18. Żegnaj Mój Przyjacielu!

13.5K 1K 199
                                    

Cześć,

Mam nadzieję, że ten rozdział, choć w części zrekompensuję Wam czekanie.

Miłego czytania życzę:

Drewniany krzyż pokryty był poranną rosą, od której odbijało się słabe światło poranka. Z fascynacją obserwowałam, jak w nierównym tempie spadają na ziemie pojedyncze krople. Na chwilę czas zatrzymał się w miejscu, a ja znów we wspomnieniach była z moimi bliskimi. Widziałam ich twarze, słyszałam ich głos i czułam ich miłość, która wydawała mi się teraz nierealnym uczuciem.

- Czas się pożegnać Ester...- Znajomy głos wyrwał mnie zamyślenia. Na moment przymknęłam oczy, by pohamować czające się w nich łzy.

- Dziękuję, że przyszedłeś. - Wyszeptałam, powoli odwracając się, w stronę stojącego z boku Rogera.

- Jesteś dla mnie jak córka Ester, nie mógłbym nie przyjść.

-Byłeś jedyną przychylną mi duszą w tym stadzie.

- I zawsze będę. - Zapewnił mnie, uśmiechając się słabo.

- Dziękuję. - Odparłam, odwzajemniając jego smutny uśmiech.

- Nie dziękuj, za coś, na co zasługujesz.

- Gdyby nie ty, nie przetrwałabym ani tych ostatnich dni, ani tych lat...- Stwierdziłam, a nasze spojrzenia się skrzyżowały. Na moment zapadła cisza, którą zakłócał szum uginających się pod wiatrem drzew. Kto by pomyślał, że w zaledwie kilka dni od wyznaczonej przez Lunę kary, przyjdzie mi się pożegnać z tym miejscem w inny sposób, niż przewidywała. Moje poranione ciało co prawda powoli wracało do zdrowia, lecz duch zaczynał umierać.

,, Gdzie jesteś Zelto! Alfa wraz ze swoimi ludźmi za chwilę tu będzie!''- Krzyczał w mojej głowie nowy Beta, który zdawał się nadzwyczaj angażować w każdy aspekt życia naszej społeczności.

„Wybacz Beto, już idę."- Odrzekłam pokornie, po czym szybko podeszłam do Rogera i przytuliłam go po raz ostatni. Mężczyzna nieśmiało odwzajemnił mój uścisk, a następnie odsunął mnie od siebie i powiedział.

-Jesteś silniejsza, niż myślisz Ester, niż oni wszyscy myślą. Nie zapominaj o tym, nigdy.
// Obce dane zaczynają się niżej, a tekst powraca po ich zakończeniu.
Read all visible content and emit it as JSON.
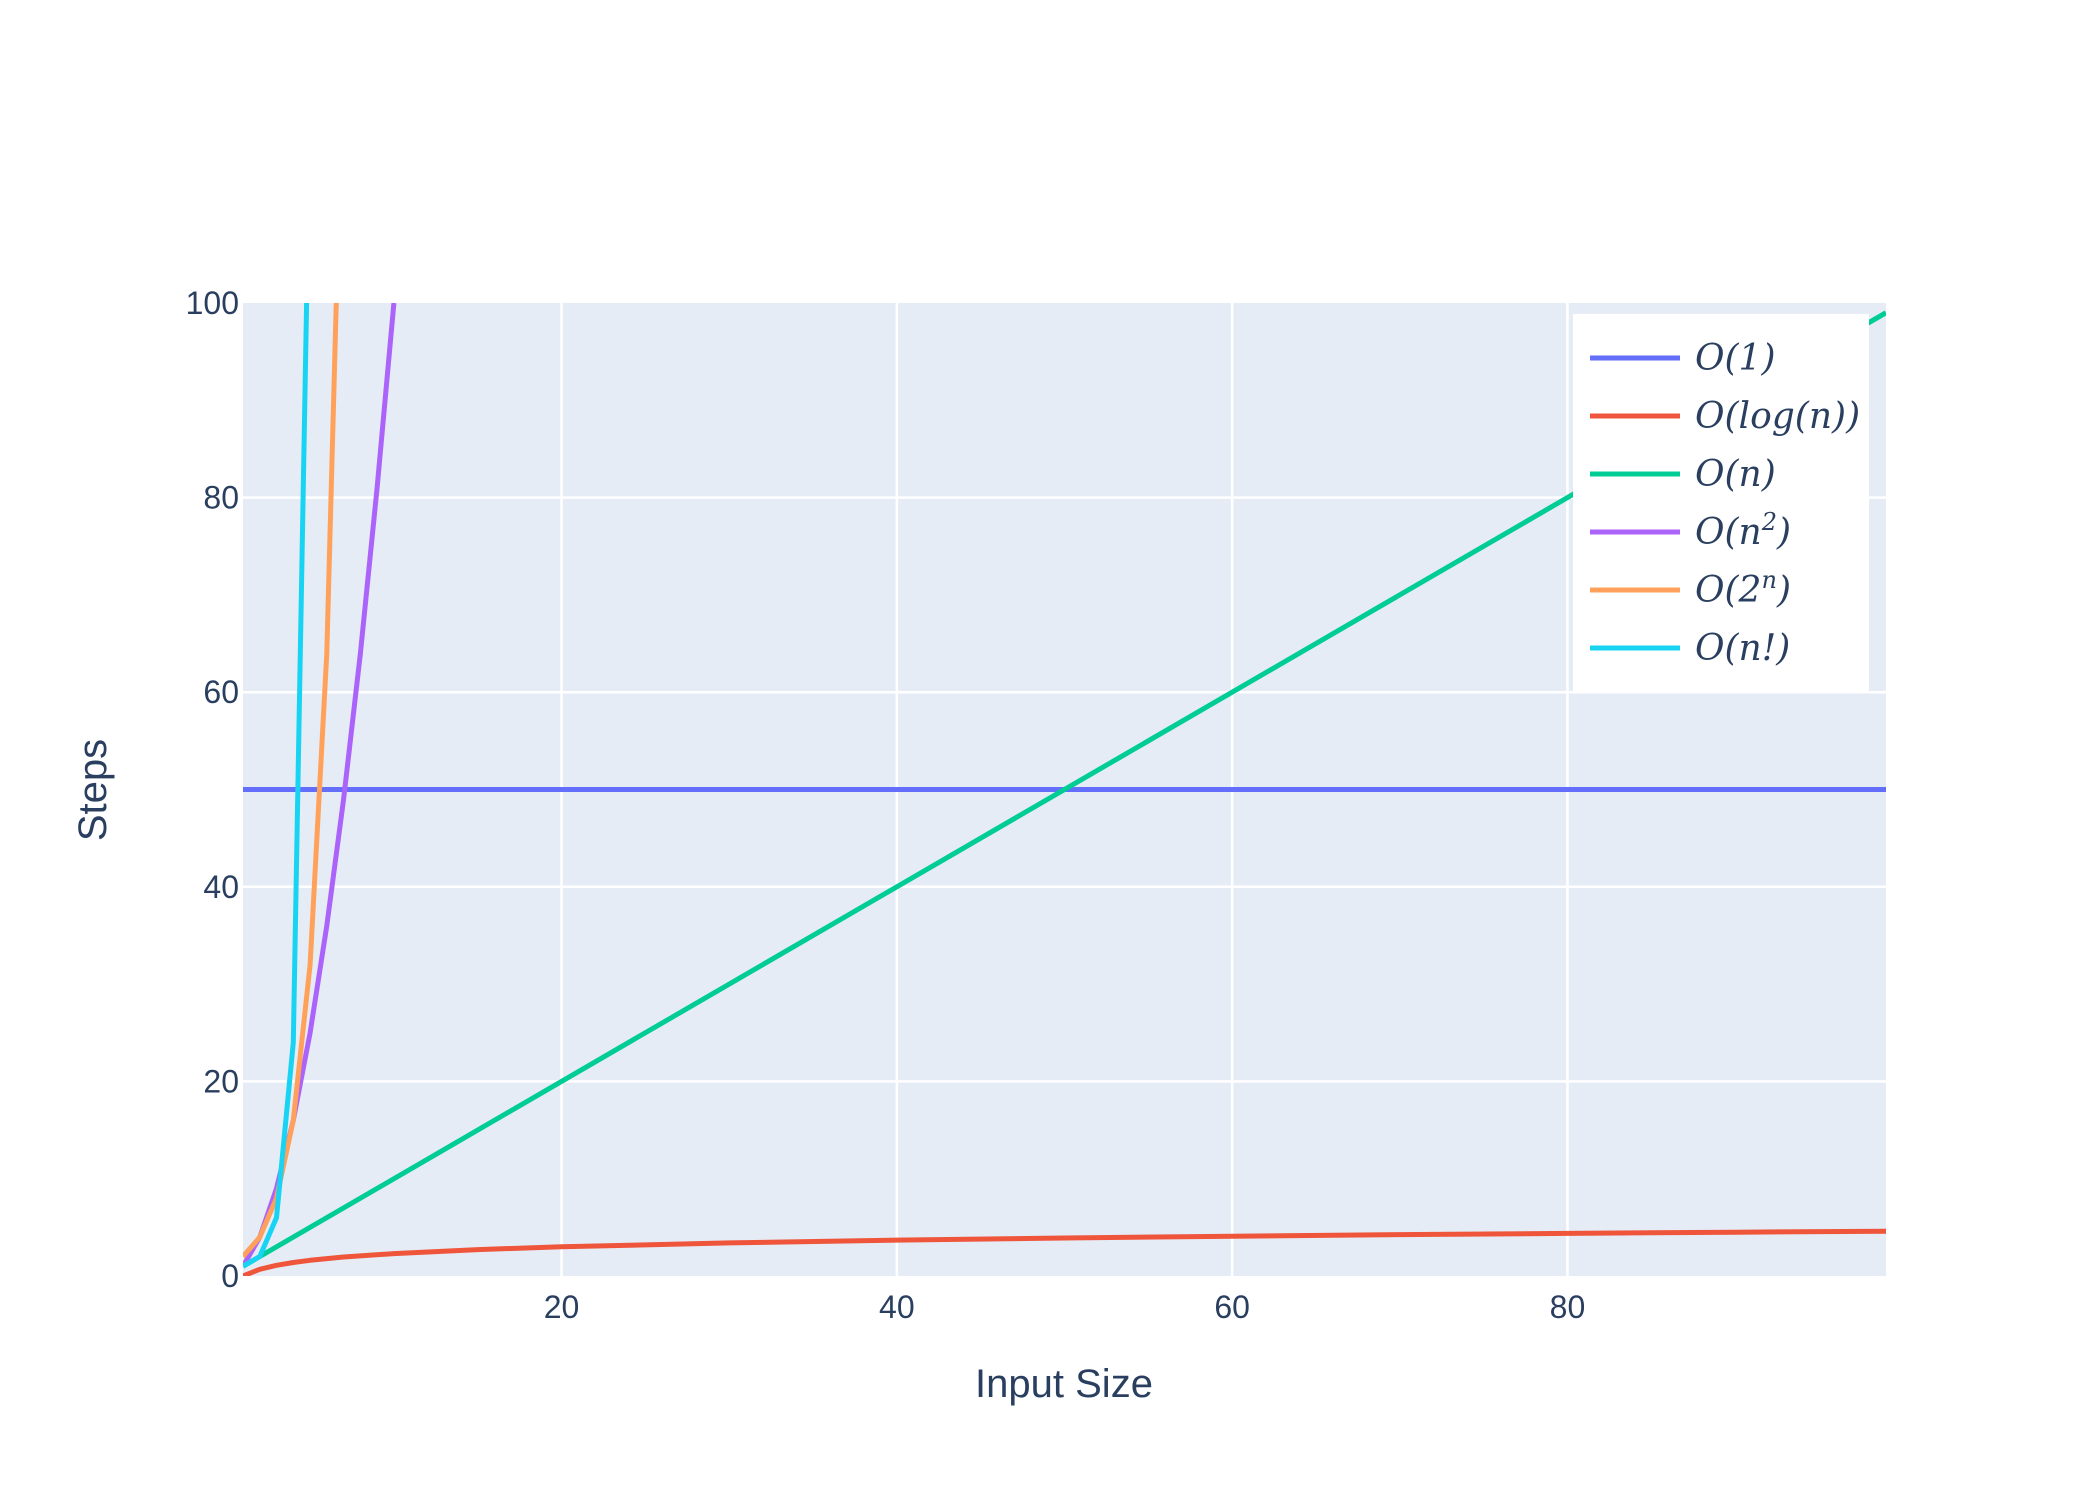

- Nie zapomnę...- Przysięgłam, po czym odwróciłam się od Rogera, aby zabrać skromny plecak z moimi rzeczami i po raz ostatni pomodlić się na grobie rodziców i braci. Gdy skończyłam, pochyliłam się i zerwałam osamotnioną stokrotkę, która zdobiła ich mogiłę. - Chodźmy już. -Powiedziałam, stąpając niepewnie przed siebie. Na moje słowa Roger skinął głową i ruszył wraz ze mną w stronę domu głównego. Odcinek, który mieliśmy do pokonania nie, był długi, lecz czułam, że oboje celowo opóźniamy dotarcie do celu. Roger, dla którego mój wyjazd nie był do końca zrozumiały, przeżywał go bardziej, niż przewidywałam, przez co nasze pożegnanie było dla mnie jeszcze trudniejsze.
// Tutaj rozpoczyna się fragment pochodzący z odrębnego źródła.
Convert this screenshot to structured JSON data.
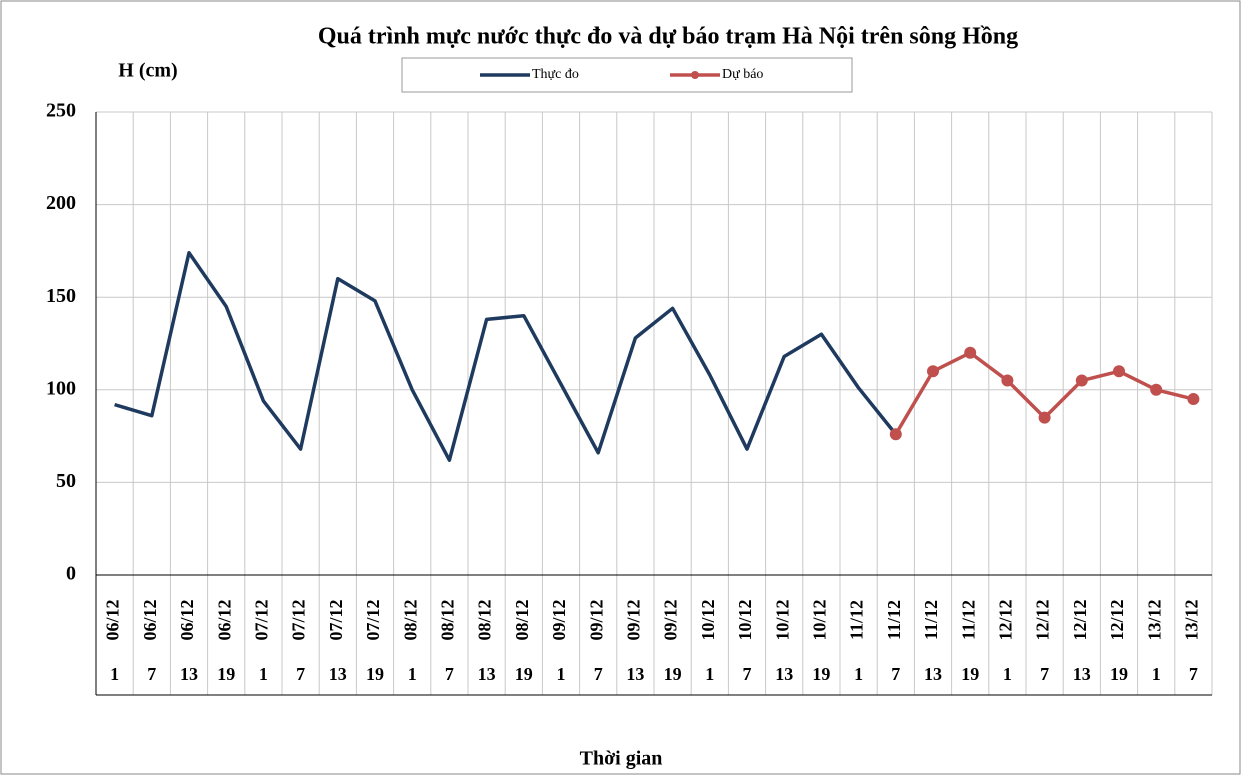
{
  "chart_data": {
    "type": "line",
    "title": "Quá trình  mực nước thực đo và dự báo trạm Hà Nội trên sông Hồng",
    "y_label": "H (cm)",
    "x_label": "Thời gian",
    "categories": [
      [
        "06/12",
        "1"
      ],
      [
        "06/12",
        "7"
      ],
      [
        "06/12",
        "13"
      ],
      [
        "06/12",
        "19"
      ],
      [
        "07/12",
        "1"
      ],
      [
        "07/12",
        "7"
      ],
      [
        "07/12",
        "13"
      ],
      [
        "07/12",
        "19"
      ],
      [
        "08/12",
        "1"
      ],
      [
        "08/12",
        "7"
      ],
      [
        "08/12",
        "13"
      ],
      [
        "08/12",
        "19"
      ],
      [
        "09/12",
        "1"
      ],
      [
        "09/12",
        "7"
      ],
      [
        "09/12",
        "13"
      ],
      [
        "09/12",
        "19"
      ],
      [
        "10/12",
        "1"
      ],
      [
        "10/12",
        "7"
      ],
      [
        "10/12",
        "13"
      ],
      [
        "10/12",
        "19"
      ],
      [
        "11/12",
        "1"
      ],
      [
        "11/12",
        "7"
      ],
      [
        "11/12",
        "13"
      ],
      [
        "11/12",
        "19"
      ],
      [
        "12/12",
        "1"
      ],
      [
        "12/12",
        "7"
      ],
      [
        "12/12",
        "13"
      ],
      [
        "12/12",
        "19"
      ],
      [
        "13/12",
        "1"
      ],
      [
        "13/12",
        "7"
      ]
    ],
    "series": [
      {
        "name": "Thực đo",
        "color": "#1f3a5f",
        "markers": false,
        "values": [
          92,
          86,
          174,
          145,
          94,
          68,
          160,
          148,
          100,
          62,
          138,
          140,
          103,
          66,
          128,
          144,
          108,
          68,
          118,
          130,
          101,
          76,
          null,
          null,
          null,
          null,
          null,
          null,
          null,
          null
        ]
      },
      {
        "name": "Dự báo",
        "color": "#c0504d",
        "markers": true,
        "values": [
          null,
          null,
          null,
          null,
          null,
          null,
          null,
          null,
          null,
          null,
          null,
          null,
          null,
          null,
          null,
          null,
          null,
          null,
          null,
          null,
          null,
          76,
          110,
          120,
          105,
          85,
          105,
          110,
          100,
          95
        ]
      }
    ],
    "ylim": [
      0,
      250
    ],
    "yticks": [
      0,
      50,
      100,
      150,
      200,
      250
    ],
    "grid": true
  }
}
- Lepiej będzie, jeśli zostaniesz tutaj.- Stwierdziłam, zatrzymując się w znacznej odległości od znajdującego się przed nami podjazdu.- Za chwilę tu będą, a wtedy wszyscy wyjdą przed dom, aby pożegnać Amandę, więc zrobi się zbiegowisko...- Wyjaśniłam, a Roger w milczeniu skinął głową.- Mam nadzieję, że nasze drogi niedługo się spotkają... Do zobaczenia. - Wyszeptałam, odchodząc od niego.
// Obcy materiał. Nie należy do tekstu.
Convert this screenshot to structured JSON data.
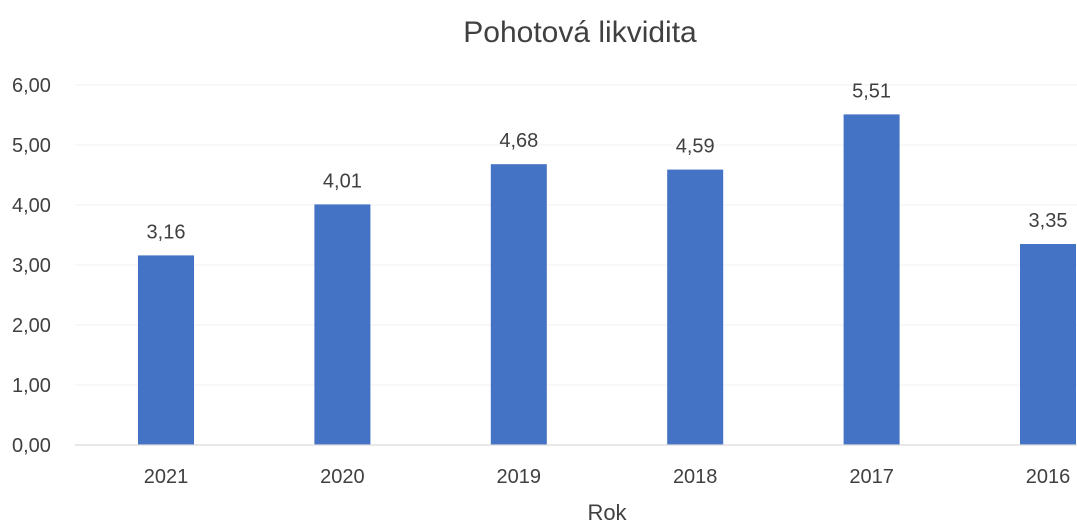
{
  "chart_data": {
    "type": "bar",
    "title": "Pohotová likvidita",
    "xlabel": "Rok",
    "ylabel": "",
    "categories": [
      "2021",
      "2020",
      "2019",
      "2018",
      "2017",
      "2016"
    ],
    "values": [
      3.16,
      4.01,
      4.68,
      4.59,
      5.51,
      3.35
    ],
    "data_labels": [
      "3,16",
      "4,01",
      "4,68",
      "4,59",
      "5,51",
      "3,35"
    ],
    "ylim": [
      0,
      6
    ],
    "yticks": [
      0,
      1,
      2,
      3,
      4,
      5,
      6
    ],
    "ytick_labels": [
      "0,00",
      "1,00",
      "2,00",
      "3,00",
      "4,00",
      "5,00",
      "6,00"
    ],
    "grid": true,
    "legend": "none",
    "colors": {
      "bar": "#4472C4",
      "text": "#404040"
    }
  }
}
Po kilkunastu sekundach znalazłam się przy schodach głównych, przed którymi ustawiono 4 ogromne walizki w ciemnofioletowym kolorze. „Za chwilę tu będą". Pomyślałam z niedowierzaniem i zatrzymałam się w stosownej odległości, aby nie rzucać się nikomu w oczy. Następnie wbiłam wzrok w ziemie i czekając, nasłuchiwałam dźwięku, nadjeżdżającego auta.